Muslim human rights activists called for the disbandment of the Anti-Terrorist Police Unit, claiming that it was engaging in a systematic campaign of harassment that specifically targeted Muslims. While the Kenya National Human Rights Commission and the special presidential committee convened to investigate grievances from the Muslim community both heard complaints against this unit, neither had made any definitive conclusions or recommendations by the end of the reporting period.
There were no reports of religious prisoners or detainees in the country.
Forced Religious Conversion
There were no reports of forced religious conversion, including of minor U.S. citizens who had been abducted or illegally removed from the United States, or of the refusal to allow such citizens to be returned to the United States.
Section III. Societal Abuses and Discrimination
There were few reports of societal abuses or discrimination based on religious affiliation, belief, or practice. There generally is a great level of tolerance among religious groups, although some Muslims perceive themselves to be treated as second-class citizens in a predominantly Christian country. Intermarriage between members of Christian denominations is common, and interfaith prayer services occur frequently. Intermarriage between Muslims and Christians, although less frequent, also is socially acceptable.
On May 20, 2008, gangs of villagers burned more than 50 houses and burned and killed 15 persons – mostly women – suspected of practicing witchcraft. The victims were suspected by villagers of using supernatural powers to kill, maim, and cause children to perform poorly in school.
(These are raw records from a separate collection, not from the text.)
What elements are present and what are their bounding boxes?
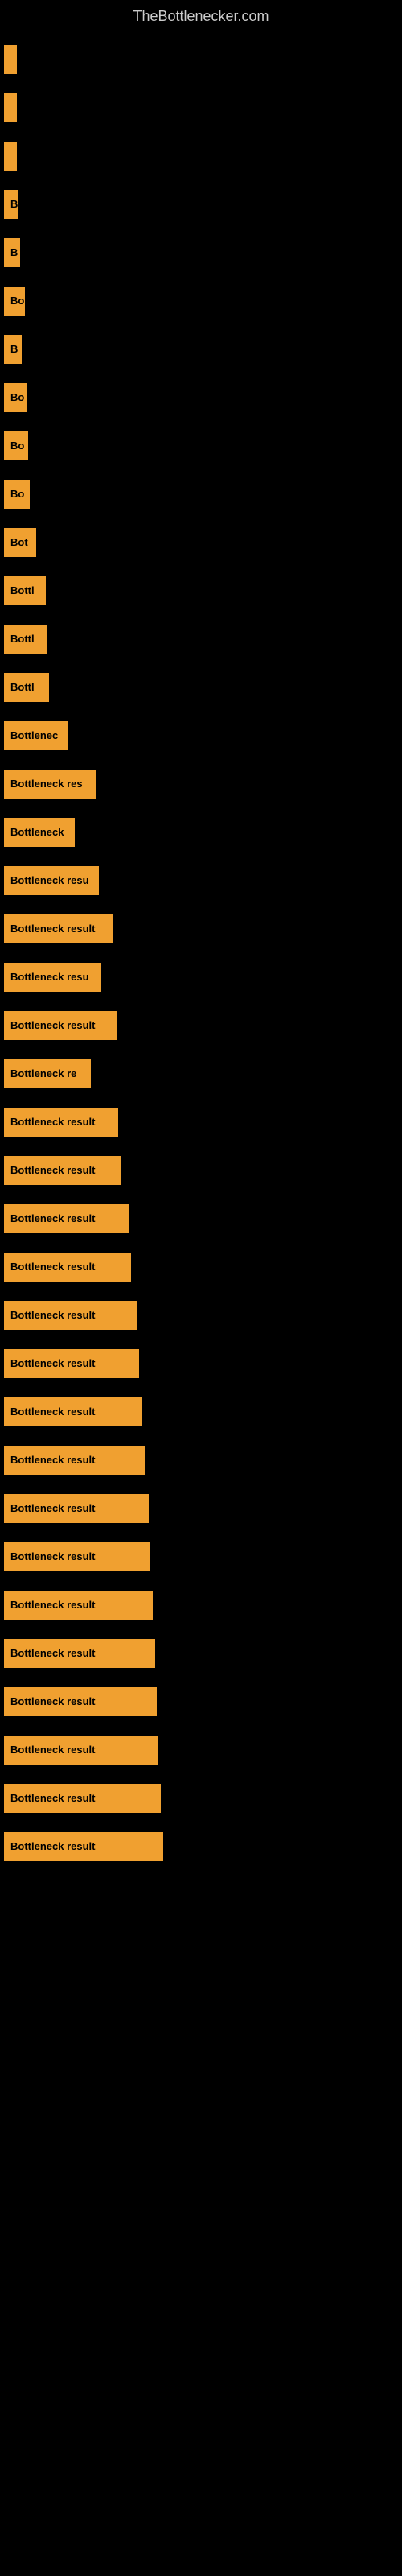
bar-label: Bottleneck result — [4, 1204, 129, 1233]
bar-row: Bottleneck — [4, 810, 398, 854]
bar-label: Bottleneck result — [4, 1301, 137, 1330]
bar-label: Bottleneck — [4, 818, 75, 847]
bar-row: Bottleneck res — [4, 762, 398, 806]
bar-label: B — [4, 238, 20, 267]
bar-row: Bottleneck result — [4, 1100, 398, 1144]
bar-label: B — [4, 190, 18, 219]
bar-row: Bottleneck result — [4, 1438, 398, 1482]
bar-label: Bottleneck result — [4, 1156, 121, 1185]
bar-row: Bottl — [4, 665, 398, 709]
bar-row: Bottleneck re — [4, 1051, 398, 1096]
bar-label: Bottleneck result — [4, 1687, 157, 1716]
bar-row: Bottleneck result — [4, 1245, 398, 1289]
bar-row: Bottleneck result — [4, 1293, 398, 1337]
bars-container: BBBoBBoBoBoBotBottlBottlBottlBottlenecBo… — [0, 29, 402, 1880]
bar-label: Bottl — [4, 625, 47, 654]
bar-label: Bottleneck result — [4, 1349, 139, 1378]
bar-row: Bot — [4, 520, 398, 564]
bar-label — [4, 93, 17, 122]
bar-label: Bottleneck result — [4, 1736, 158, 1765]
site-title: TheBottlenecker.com — [0, 0, 402, 29]
bar-label: Bottl — [4, 673, 49, 702]
bar-label: Bottleneck result — [4, 1108, 118, 1137]
bar-label: Bottleneck result — [4, 1591, 153, 1620]
bar-label: Bottlenec — [4, 721, 68, 750]
bar-label: Bo — [4, 431, 28, 460]
bar-row: Bottleneck result — [4, 1389, 398, 1434]
bar-label: Bottl — [4, 576, 46, 605]
bar-label: Bottleneck res — [4, 770, 96, 799]
bar-label: Bottleneck result — [4, 1253, 131, 1282]
bar-row: Bottleneck result — [4, 906, 398, 951]
bar-label — [4, 142, 17, 171]
bar-row: Bottleneck result — [4, 1631, 398, 1675]
bar-row — [4, 85, 398, 130]
bar-label: Bottleneck resu — [4, 963, 100, 992]
bar-row: Bottleneck resu — [4, 858, 398, 902]
bar-label: B — [4, 335, 22, 364]
bar-row: Bottlenec — [4, 713, 398, 758]
bar-row: Bottleneck result — [4, 1776, 398, 1820]
bar-label: Bottleneck resu — [4, 866, 99, 895]
bar-label: Bottleneck result — [4, 1832, 163, 1861]
bar-label: Bottleneck result — [4, 1494, 149, 1523]
bar-label: Bo — [4, 287, 25, 316]
bar-label: Bottleneck result — [4, 1446, 145, 1475]
bar-label — [4, 45, 17, 74]
bar-label: Bo — [4, 383, 27, 412]
bar-label: Bottleneck result — [4, 1011, 117, 1040]
bar-row: Bottleneck result — [4, 1583, 398, 1627]
bar-row: Bottleneck resu — [4, 955, 398, 999]
bar-row: Bottleneck result — [4, 1003, 398, 1047]
bar-row: B — [4, 230, 398, 275]
bar-row: Bottleneck result — [4, 1486, 398, 1530]
bar-row: Bottleneck result — [4, 1534, 398, 1579]
bar-label: Bottleneck result — [4, 1639, 155, 1668]
bar-row: Bo — [4, 375, 398, 419]
bar-label: Bottleneck result — [4, 914, 113, 943]
bar-row: B — [4, 182, 398, 226]
bar-row: Bottleneck result — [4, 1148, 398, 1192]
bar-row: Bottleneck result — [4, 1728, 398, 1772]
bar-row: Bo — [4, 279, 398, 323]
bar-row: Bottleneck result — [4, 1341, 398, 1385]
bar-label: Bottleneck result — [4, 1784, 161, 1813]
bar-row: Bottl — [4, 568, 398, 613]
bar-row — [4, 134, 398, 178]
bar-row: Bottleneck result — [4, 1824, 398, 1868]
bar-row: Bottleneck result — [4, 1679, 398, 1724]
bar-label: Bo — [4, 480, 30, 509]
bar-row — [4, 37, 398, 81]
bar-row: Bottleneck result — [4, 1196, 398, 1241]
bar-label: Bottleneck result — [4, 1542, 150, 1571]
bar-row: B — [4, 327, 398, 371]
bar-row: Bo — [4, 423, 398, 468]
bar-row: Bottl — [4, 617, 398, 661]
bar-label: Bottleneck result — [4, 1397, 142, 1426]
bar-label: Bottleneck re — [4, 1059, 91, 1088]
bar-row: Bo — [4, 472, 398, 516]
bar-label: Bot — [4, 528, 36, 557]
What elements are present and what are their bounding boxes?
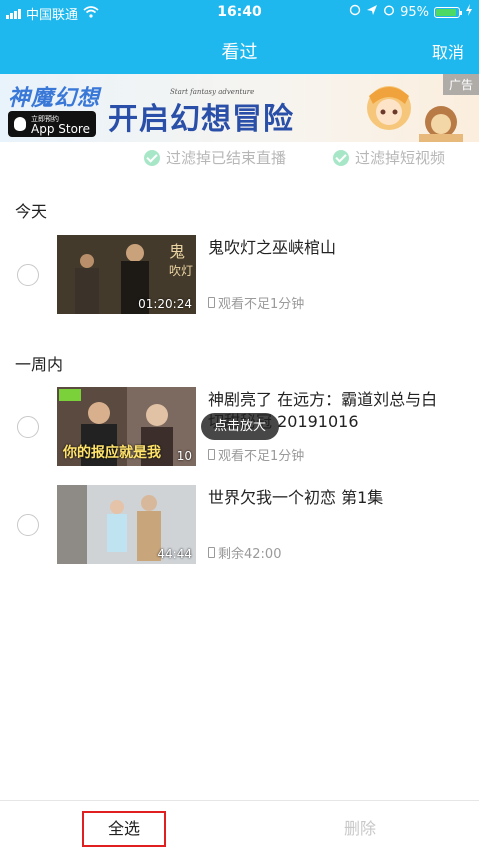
select-all-button[interactable]: 全选	[82, 811, 166, 847]
phone-icon	[208, 297, 215, 308]
rotation-lock-icon	[349, 4, 361, 20]
zoom-tooltip[interactable]: 点击放大	[201, 413, 279, 440]
section-title-week: 一周内	[15, 355, 64, 374]
store-big-text: App Store	[31, 122, 90, 136]
history-item[interactable]: 44:44 世界欠我一个初恋 第1集 剩余42:00	[0, 485, 479, 565]
watch-progress: 观看不足1分钟	[208, 293, 304, 312]
video-thumbnail[interactable]: 你的报应就是我 10	[57, 387, 196, 466]
check-icon	[333, 149, 349, 166]
phone-icon	[208, 547, 215, 558]
filter-label: 过滤掉已结束直播	[166, 149, 287, 167]
banner-headline: 开启幻想冒险	[108, 102, 294, 137]
video-duration: 44:44	[157, 547, 192, 561]
location-icon	[366, 4, 378, 20]
filter-bar: 过滤掉已结束直播 过滤掉短视频	[0, 147, 479, 169]
video-title-line1: 神剧亮了 在远方：霸道刘总与白	[208, 390, 438, 409]
svg-text:鬼: 鬼	[169, 242, 185, 261]
section-title-today: 今天	[15, 202, 48, 221]
svg-text:吹灯: 吹灯	[169, 264, 193, 278]
video-title[interactable]: 世界欠我一个初恋 第1集	[208, 487, 470, 509]
select-radio[interactable]	[17, 416, 39, 438]
history-item[interactable]: 鬼 吹灯 01:20:24 鬼吹灯之巫峡棺山 观看不足1分钟	[0, 235, 479, 315]
watch-progress-text: 剩余42:00	[218, 547, 282, 562]
watch-progress: 剩余42:00	[208, 543, 281, 562]
check-icon	[144, 149, 160, 166]
game-logo: 神魔幻想	[8, 85, 101, 111]
ad-banner[interactable]: 神魔幻想 立即预约 App Store Start fantasy advent…	[0, 74, 479, 142]
cancel-button[interactable]: 取消	[432, 39, 464, 63]
video-duration: 01:20:24	[138, 297, 192, 311]
charging-icon	[465, 4, 473, 20]
video-title[interactable]: 鬼吹灯之巫峡棺山	[208, 237, 470, 259]
video-thumbnail[interactable]: 鬼 吹灯 01:20:24	[57, 235, 196, 314]
video-duration: 10	[176, 449, 192, 463]
app-store-badge[interactable]: 立即预约 App Store	[8, 111, 96, 137]
delete-button[interactable]: 删除	[310, 811, 410, 847]
battery-percent: 95%	[400, 4, 429, 20]
thumbnail-overlay-text: 你的报应就是我	[63, 445, 161, 461]
apple-icon	[14, 117, 26, 131]
status-bar: 中国联通 16:40 95%	[0, 2, 479, 23]
phone-icon	[208, 449, 215, 460]
page-title: 看过	[221, 42, 258, 63]
filter-label: 过滤掉短视频	[355, 149, 446, 167]
bottom-action-bar: 全选 删除	[0, 800, 479, 855]
battery-icon	[434, 6, 462, 18]
filter-ended-live[interactable]: 过滤掉已结束直播	[144, 147, 286, 168]
alarm-icon	[383, 4, 395, 20]
video-thumbnail[interactable]: 44:44	[57, 485, 196, 564]
select-radio[interactable]	[17, 514, 39, 536]
ad-label: 广告	[442, 74, 479, 95]
watch-progress-text: 观看不足1分钟	[218, 449, 305, 464]
filter-short-videos[interactable]: 过滤掉短视频	[333, 147, 445, 168]
watch-progress: 观看不足1分钟	[208, 445, 304, 464]
select-radio[interactable]	[17, 264, 39, 286]
watch-progress-text: 观看不足1分钟	[218, 297, 305, 312]
top-bar: 中国联通 16:40 95% 看过 取消	[0, 0, 479, 74]
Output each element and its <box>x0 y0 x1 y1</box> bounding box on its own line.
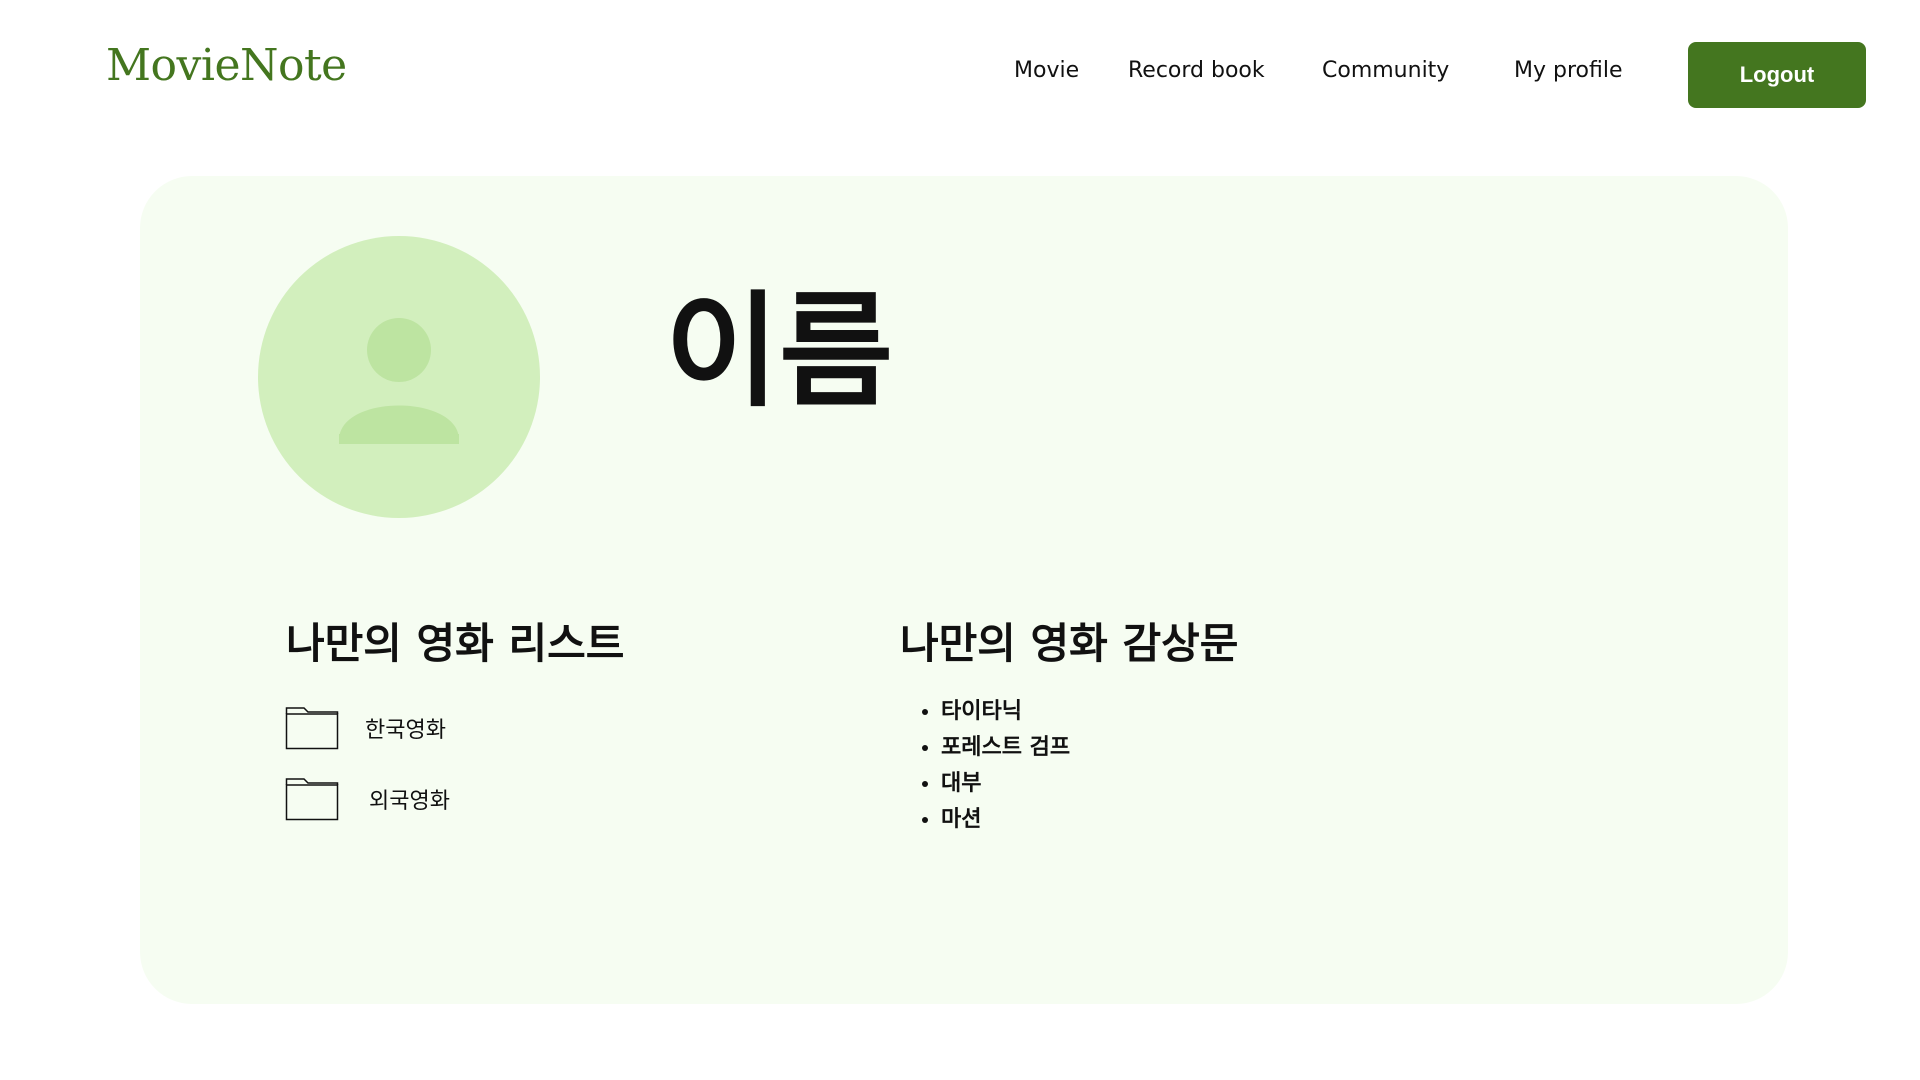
review-item-titanic[interactable]: 타이타닉 <box>941 694 1070 730</box>
profile-name: 이름 <box>665 280 894 424</box>
nav-link-movie[interactable]: Movie <box>1014 58 1079 83</box>
review-item-the-godfather[interactable]: 대부 <box>941 766 1070 802</box>
review-item-forrest-gump[interactable]: 포레스트 검프 <box>941 730 1070 766</box>
nav-link-record-book[interactable]: Record book <box>1128 58 1265 83</box>
folder-icon <box>285 778 339 821</box>
folder-foreign-movies[interactable]: 외국영화 <box>285 777 450 821</box>
my-movie-reviews-title: 나만의 영화 감상문 <box>900 619 1239 668</box>
nav-link-my-profile[interactable]: My profile <box>1514 58 1623 83</box>
review-item-the-martian[interactable]: 마션 <box>941 802 1070 838</box>
nav-link-community[interactable]: Community <box>1322 58 1449 83</box>
avatar <box>258 236 540 518</box>
page: MovieNote Movie Record book Community My… <box>0 0 1920 1080</box>
folder-label: 외국영화 <box>369 789 450 814</box>
folder-icon <box>285 707 339 750</box>
user-silhouette-icon <box>339 318 459 444</box>
profile-card: 이름 나만의 영화 리스트 한국영화 외국영화 나만의 영화 감상문 타이타닉 … <box>140 176 1788 1004</box>
logout-button[interactable]: Logout <box>1688 42 1866 108</box>
folder-label: 한국영화 <box>365 718 446 743</box>
folder-korean-movies[interactable]: 한국영화 <box>285 706 446 750</box>
reviews-list: 타이타닉 포레스트 검프 대부 마션 <box>899 694 1070 838</box>
logo[interactable]: MovieNote <box>106 40 347 91</box>
my-movie-list-title: 나만의 영화 리스트 <box>286 619 625 668</box>
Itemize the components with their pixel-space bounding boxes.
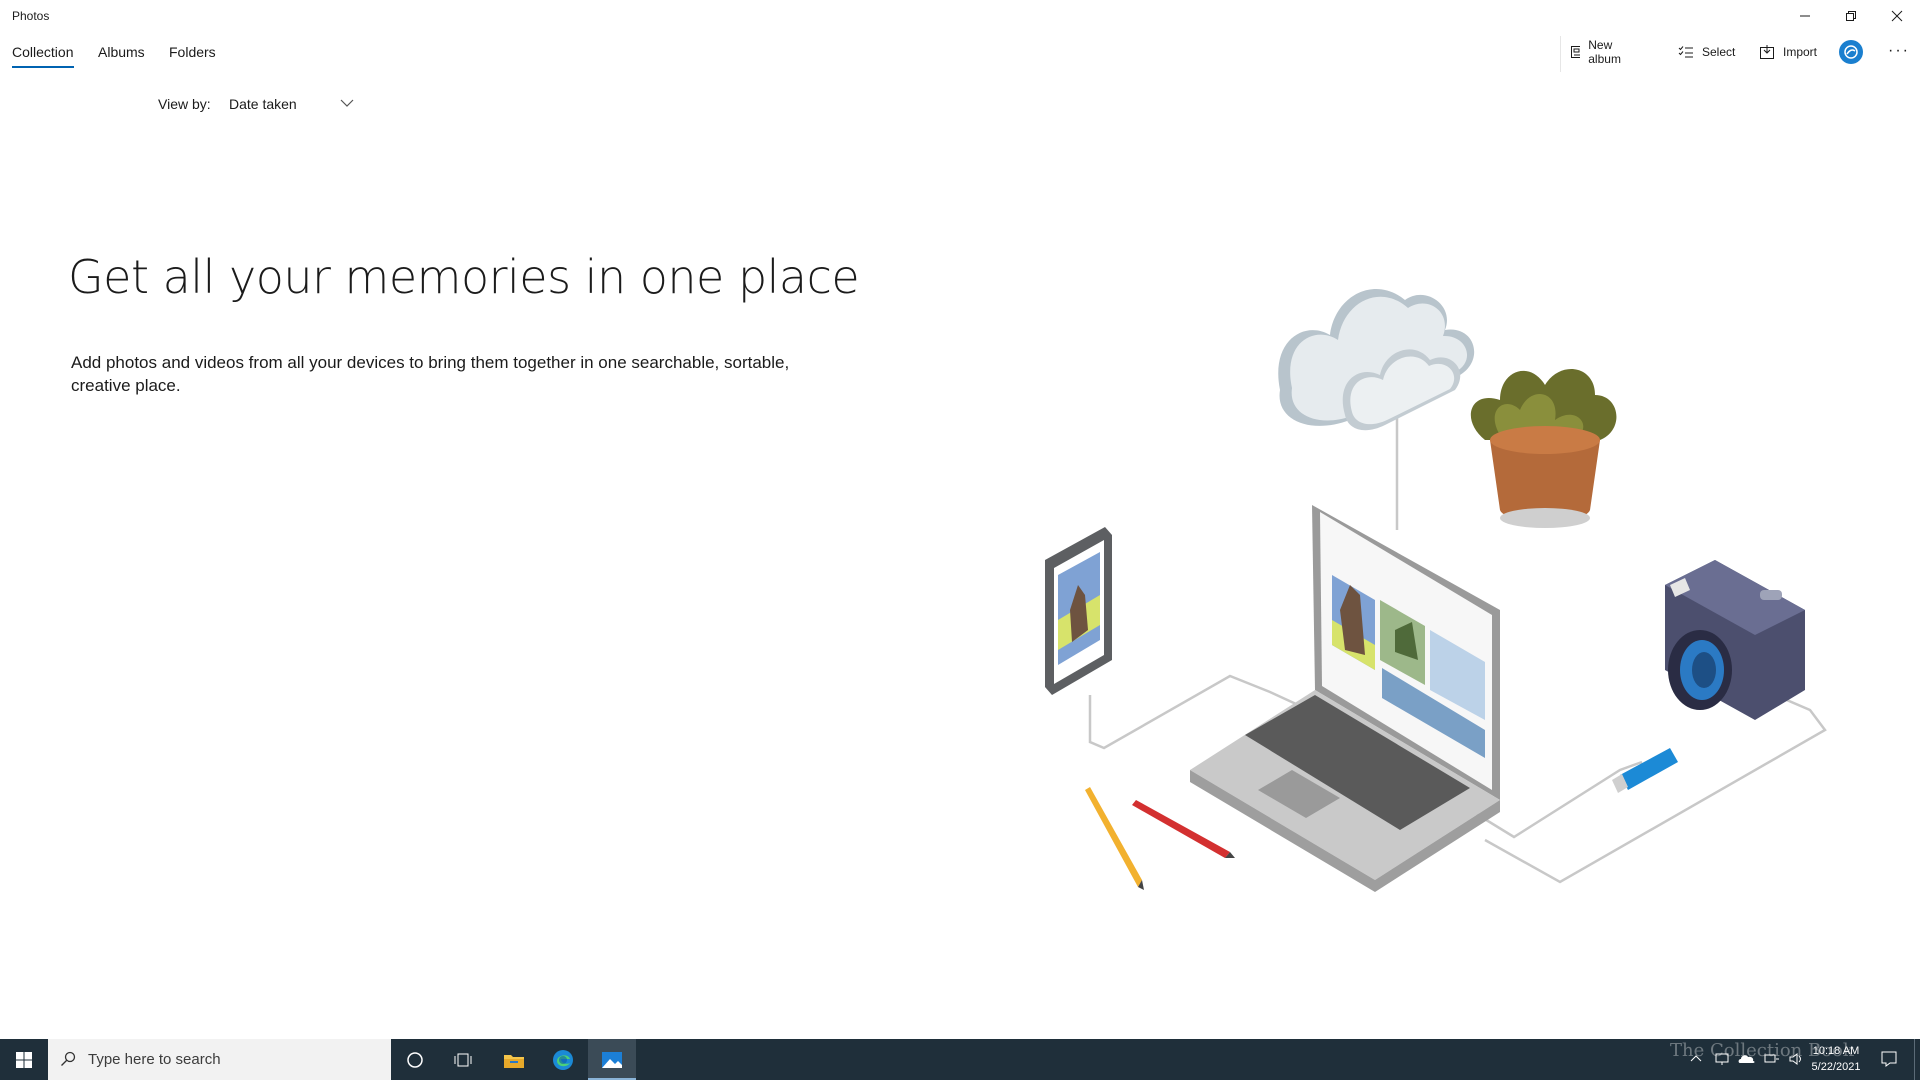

By late May police arrested 120 suspects in connection with the crime.
Some Muslim groups believed that the Government and business communities deliberately impeded development in predominantly Muslim areas.
Section IV. U.S. Government Policy
The U.S. Government discusses religious freedom with the Government as part of its overall policy to promote human rights. The U.S. Embassy made a concerted effort to bridge the gaps that exist between Muslims and Christians. U.S. embassy officials maintained regular contact with all religious communities.